Woman's focus is food

February 28, 2003|by ANDREA ROWLAND

Ruth Anne Callaham calls her move into a leadership position at a local nonprofit agency a "God thing."

A computer specialist, Callaham took early retirement from her position as a project manager for the Internal Revenue Service in Martinsburg, W.Va., just days before she heard about the opening for an executive director at Food Resources Inc. in Hagerstown.

The nonprofit agency provides eligible Washington County residents and more than 55 member organizations with discounted food.

"I retired on Dec. 31, and at that very junction in time, this position came open," said Callaham, 53, of Hagerstown. "I view myself as a woman of faith - so for me, it was one of those God things."

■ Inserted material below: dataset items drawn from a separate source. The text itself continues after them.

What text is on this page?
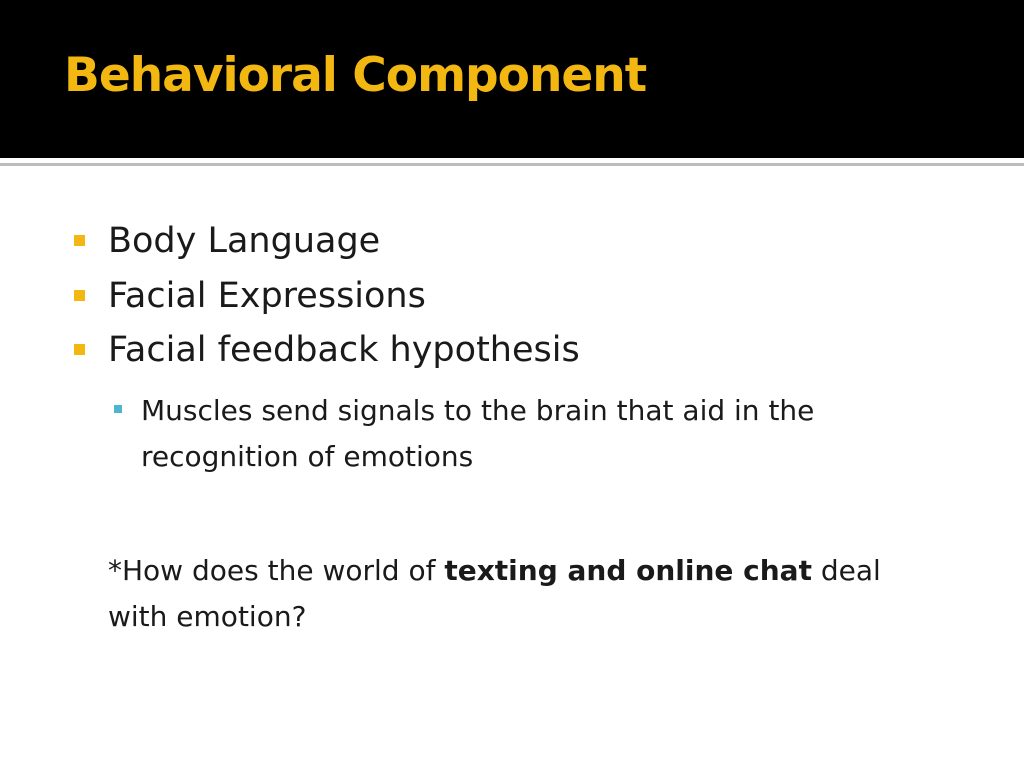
Behavioral Component
Body Language
Facial Expressions
Facial feedback hypothesis
Muscles send signals to the brain that aid in the recognition of emotions

*How does the world of texting and online chat deal with emotion?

Callaham took over at Food Resources in early February. She replaced John Christy, who left the agency in November 2002, said Steve Runkle, board president.


Callaham was selected from a pool of about 40 applicants, Runkle said.

Her extensive experience, enthusiasm for the agency's planned growth, and "strong passion for the role she can play in the community" make her an ideal fit for the agency, he said.

Callaham holds a master's degree in business administration from Mount St. Mary's College, where she teaches in the accelerated MBA program. The San Antonio native spent 23 years working for the federal government, including 13 years as a computer specialist at the former Fort Richie Army base in Cascade and 10 years for the IRS.

Callaham is on the board of directors of Habitat for Humanity of Washington County and the Housing Authority of Washington County.

Her short-term goals for Food Resources focus on bringing more food to more people for less money - especially at a time when rising fuel prices are forcing some low-income wage earners to choose between filling their gas tanks and putting food on family dinner tables, Callaham said.

She hopes to raise awareness about hunger in the Tri-State area in part through a promotional campaign that will feature well-known local personalities holding "Will Work For Food" signs - a publicity strategy that's been popular for New York City's largest food bank, Callaham said.

Callaham said she plans to strengthen partnerships with other help agencies throughout the Tri-State area.

Callaham said she hopes to improve the flow of food left over at restaurants and charity functions to soup kitchens and other worthy efforts.

And she wants to decrease by one cent the cost per pound of food distributed through Food Resources. The agency charges a "shared maintenance" fee of 12 cents per pound to help cover operating costs at the agency's warehouse on McRand Court.

She said she hopes to reduce the fee by the end of this year by tapping into grants and soliciting for more donations.

"If I cut that cost to 11 cents in one year, I'll feel like I've accomplished a great deal," she said.